Research Through Living: Keir Dullea and Mia Dillon are starring in ‘On Golden Pond’ at the Bucks Playhouse
Actors do a lot of things in order to play a role. They memorize lines, rehearse, think about their character’s motives, and discuss the play with the director, the writer when possible and their fellow actors.
In playing the part of Norman Thayer in Ernest Thompson’s 1979 play, On Golden Pond, Keir Dullea has found another way to connect to his character. In the play, Norman is an 80-year-old man, dealing with several issues, including his strained relationship with his daughter, Chelsea, and memory loss. And Mr. Dullea says part of his preparation for the part simply involved getting older.
”I’m not very far from the age of this character,” says the 79-year-old Mr. Dullea. “I’m not trying to play old, I just play me because the age is about right. I don’t have Alzheimer’s and I don’t have serious memory loss but both my wife and I have had the experience of going upstairs, reaching the top and saying ‘What did I come up here for.’ A couple of times a week, I go from one room to another and can’t remember what the hell I came in for. So that’s useful.”
Mr. Dullea and his wife, Mia Dillon, are starring as Norman and Ethel in a production of On Golden Pond to be staged at Bucks County Playhouse in New Hope, Pennsylvania, July 10 to Aug. 2. In the play, Norman and Ethel are settling down for the summer at their vacation home when they get a letter from their daughter, Chelsea (Christa Scott-Reed), saying she’ll be arriving to celebrate Norman’s birthday. She brings her boyfriend, Bill Ray (Don Noble) and his teenage son Billy (Cameron Clifford). The play explores the relationships between Norman and Ethel, Norman and his daughter, and Norman and Billy, who ends up spending the summer with the older couple.
On Golden Pond debuted on Broadway in 1979. It was adapted into a 1981 movie starring Henry Fonda and Jane Fonda, marking the only time that father and daughter appeared in a film together. It also won Mr. Fonda his only Oscar, and Katharine Hepburn her fourth. It was revived on Broadway in 2005 with James Earl Jones and Leslie Uggans.
”It’s a play that has a lot of surprising depth,” says Mr. Dullea, who is best-known for playing David Bowman in 2001: A Space Odyssey. “It has its funny side, if you’re going to describe it with one word, it’s a kind of comedy, but it has a lot of subtext in it that’s very interesting to explore.”
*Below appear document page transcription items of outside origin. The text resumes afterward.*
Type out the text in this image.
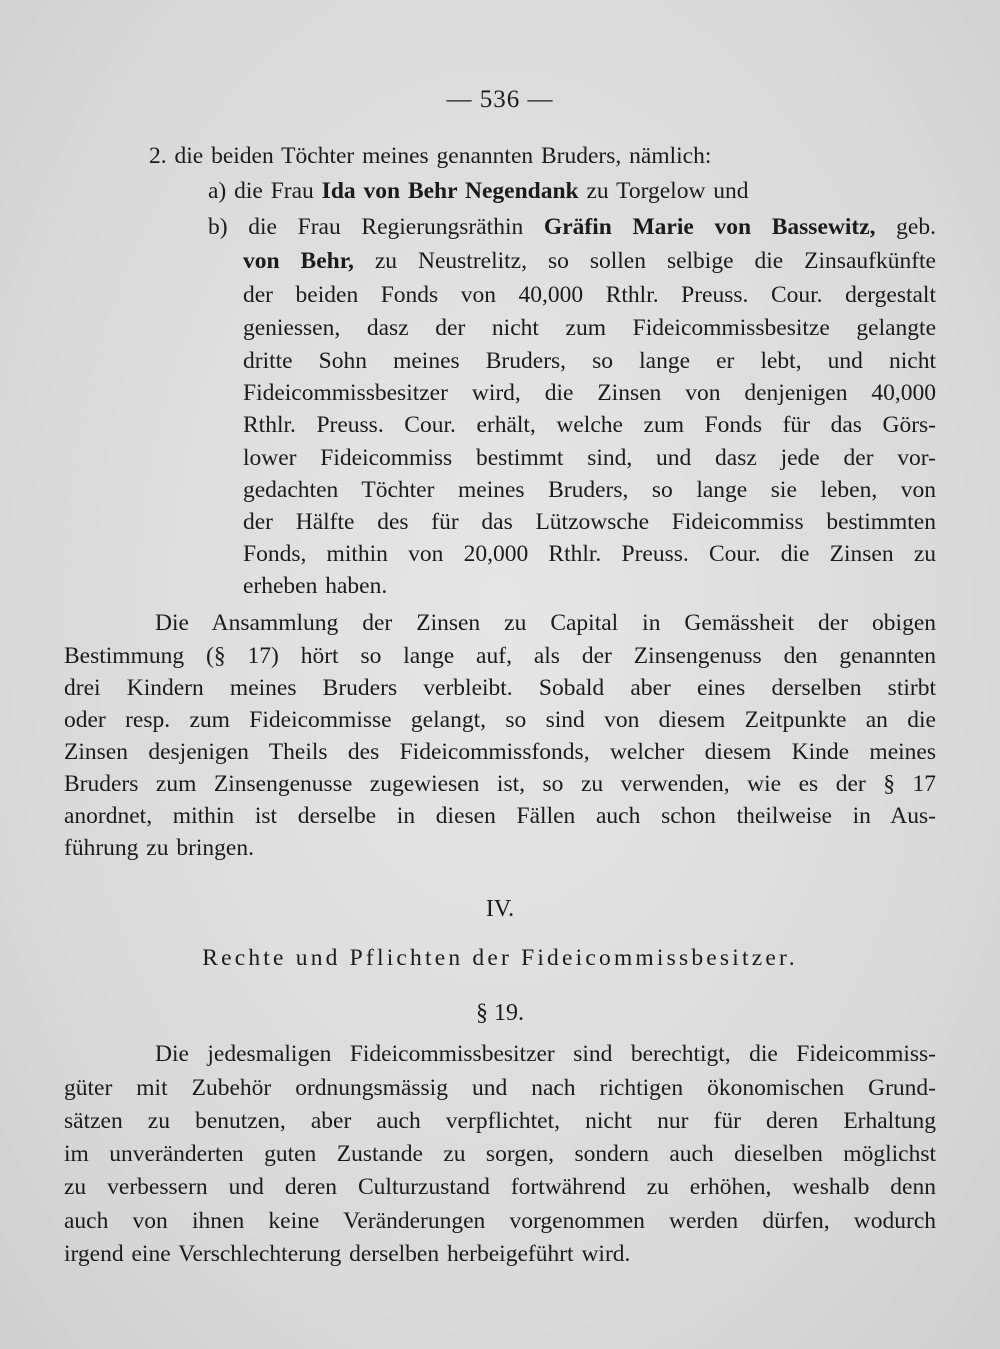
— 536 —
2. die beiden Töchter meines genannten Bruders, nämlich:
a) die Frau Ida von Behr Negendank zu Torgelow und
b) die Frau Regierungsräthin Gräfin Marie von Bassewitz, geb.
von Behr, zu Neustrelitz, so sollen selbige die Zinsaufkünfte
der beiden Fonds von 40,000 Rthlr. Preuss. Cour. dergestalt
geniessen, dasz der nicht zum Fideicommissbesitze gelangte
dritte Sohn meines Bruders, so lange er lebt, und nicht
Fideicommissbesitzer wird, die Zinsen von denjenigen 40,000
Rthlr. Preuss. Cour. erhält, welche zum Fonds für das Görs-
lower Fideicommiss bestimmt sind, und dasz jede der vor-
gedachten Töchter meines Bruders, so lange sie leben, von
der Hälfte des für das Lützowsche Fideicommiss bestimmten
Fonds, mithin von 20,000 Rthlr. Preuss. Cour. die Zinsen zu
erheben haben.
Die Ansammlung der Zinsen zu Capital in Gemässheit der obigen
Bestimmung (§ 17) hört so lange auf, als der Zinsengenuss den genannten
drei Kindern meines Bruders verbleibt. Sobald aber eines derselben stirbt
oder resp. zum Fideicommisse gelangt, so sind von diesem Zeitpunkte an die
Zinsen desjenigen Theils des Fideicommissfonds, welcher diesem Kinde meines
Bruders zum Zinsengenusse zugewiesen ist, so zu verwenden, wie es der § 17
anordnet, mithin ist derselbe in diesen Fällen auch schon theilweise in Aus-
führung zu bringen.
IV.
Rechte und Pflichten der Fideicommissbesitzer.
§ 19.
Die jedesmaligen Fideicommissbesitzer sind berechtigt, die Fideicommiss-
güter mit Zubehör ordnungsmässig und nach richtigen ökonomischen Grund-
sätzen zu benutzen, aber auch verpflichtet, nicht nur für deren Erhaltung
im unveränderten guten Zustande zu sorgen, sondern auch dieselben möglichst
zu verbessern und deren Culturzustand fortwährend zu erhöhen, weshalb denn
auch von ihnen keine Veränderungen vorgenommen werden dürfen, wodurch
irgend eine Verschlechterung derselben herbeigeführt wird.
Mr. Dullea says he and Ms. Dillon have acted together about 10 times, and have played husband and wife a few times.
”We’ve been together 17 years, married 16,” he says. “A week after we got married, we were cast in a touring company of Deathtrap, in which I got to kill her off each night. More recently, two years ago at the Tennessee Williams Theater Festival (in New Orleans), we played Big Daddy and Big Mama in ‘Cat on a Hot Tin Roof.’”
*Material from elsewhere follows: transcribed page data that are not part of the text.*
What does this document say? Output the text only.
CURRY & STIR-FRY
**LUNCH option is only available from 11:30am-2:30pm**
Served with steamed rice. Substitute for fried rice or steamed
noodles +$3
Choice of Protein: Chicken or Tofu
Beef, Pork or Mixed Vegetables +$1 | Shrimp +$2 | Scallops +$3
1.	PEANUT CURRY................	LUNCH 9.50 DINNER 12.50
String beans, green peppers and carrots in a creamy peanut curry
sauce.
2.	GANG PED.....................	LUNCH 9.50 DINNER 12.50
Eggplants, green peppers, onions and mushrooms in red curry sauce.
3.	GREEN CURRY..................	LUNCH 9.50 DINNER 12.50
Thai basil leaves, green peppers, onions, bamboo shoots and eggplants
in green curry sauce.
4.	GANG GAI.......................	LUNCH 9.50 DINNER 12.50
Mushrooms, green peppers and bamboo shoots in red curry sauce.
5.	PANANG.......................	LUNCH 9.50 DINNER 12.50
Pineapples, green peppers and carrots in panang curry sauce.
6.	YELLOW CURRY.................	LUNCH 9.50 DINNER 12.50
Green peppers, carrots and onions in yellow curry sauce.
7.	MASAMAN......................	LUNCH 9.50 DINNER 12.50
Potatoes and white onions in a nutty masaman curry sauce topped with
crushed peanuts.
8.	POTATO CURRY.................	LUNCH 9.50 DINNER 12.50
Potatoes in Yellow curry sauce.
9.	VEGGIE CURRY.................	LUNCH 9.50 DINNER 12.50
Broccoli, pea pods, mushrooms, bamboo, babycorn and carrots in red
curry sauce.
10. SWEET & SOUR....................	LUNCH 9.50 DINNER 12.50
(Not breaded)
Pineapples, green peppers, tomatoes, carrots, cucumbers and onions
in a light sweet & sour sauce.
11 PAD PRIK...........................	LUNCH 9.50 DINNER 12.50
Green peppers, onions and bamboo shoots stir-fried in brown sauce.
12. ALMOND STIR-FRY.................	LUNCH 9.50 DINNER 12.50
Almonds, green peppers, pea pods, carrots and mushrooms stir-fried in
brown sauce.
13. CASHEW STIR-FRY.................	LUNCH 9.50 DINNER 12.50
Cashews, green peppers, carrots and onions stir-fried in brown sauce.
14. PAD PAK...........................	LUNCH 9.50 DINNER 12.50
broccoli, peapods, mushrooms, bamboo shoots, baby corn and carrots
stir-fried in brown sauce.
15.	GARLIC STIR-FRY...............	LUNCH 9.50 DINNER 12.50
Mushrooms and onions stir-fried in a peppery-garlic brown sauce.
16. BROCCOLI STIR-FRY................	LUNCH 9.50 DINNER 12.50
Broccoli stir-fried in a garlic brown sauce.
That production of Cat on a Hot Tin Roof was special for him because he played Brick in a Broadway revival of the play in 1974.
”I always wanted to play (Big Daddy), but never thought I’d ever get cast, so to get cast and then play it opposite my wife was a special treat,” he says. “We love working together.”
The couple in On Golden Pond is one that has stayed together and is indeed prepared to die together, not that that they don’t have issues.
”Even in the most perfect relationships, there are certain kinds of abrasive things that happen with any couple, and that makes it even more real,” Mr. Dullea says. “If it was all just hearts and flowers, it would be kind of dull. And part of the drama of this is, in spite of everything, they do love each other. You find that out by the end of the play. You see that as the play progresses but you also see there’s stuff between the characters.”
Performing at the Bucks County Playhouse marks something of a homecoming for Mr. Dullea, because as a child he attended the George School in Newtown.
”When I arrived at that school, I thought I had died and gone to heaven,” he says, adding that George School was where he started acting.
”I didn’t know it then, but probably the seed was planted that resulted in my becoming an actor,” he says. “George School had an unusually heightened drama program that you could take separate from the junior class play, or the senior class play. You could take drama as a half-unit subject, and we explored (John) Galsworthy and (George) Bernard Shaw and (William) Saroyan, and we did acting exercises.
”And I loved it, but it never occurred to me that someone would pay you to have fun. So it never occurred to me to become an actor. But looking back on it I realize that really is where the seed was planted that later on resulted on in my deciding to be an actor.”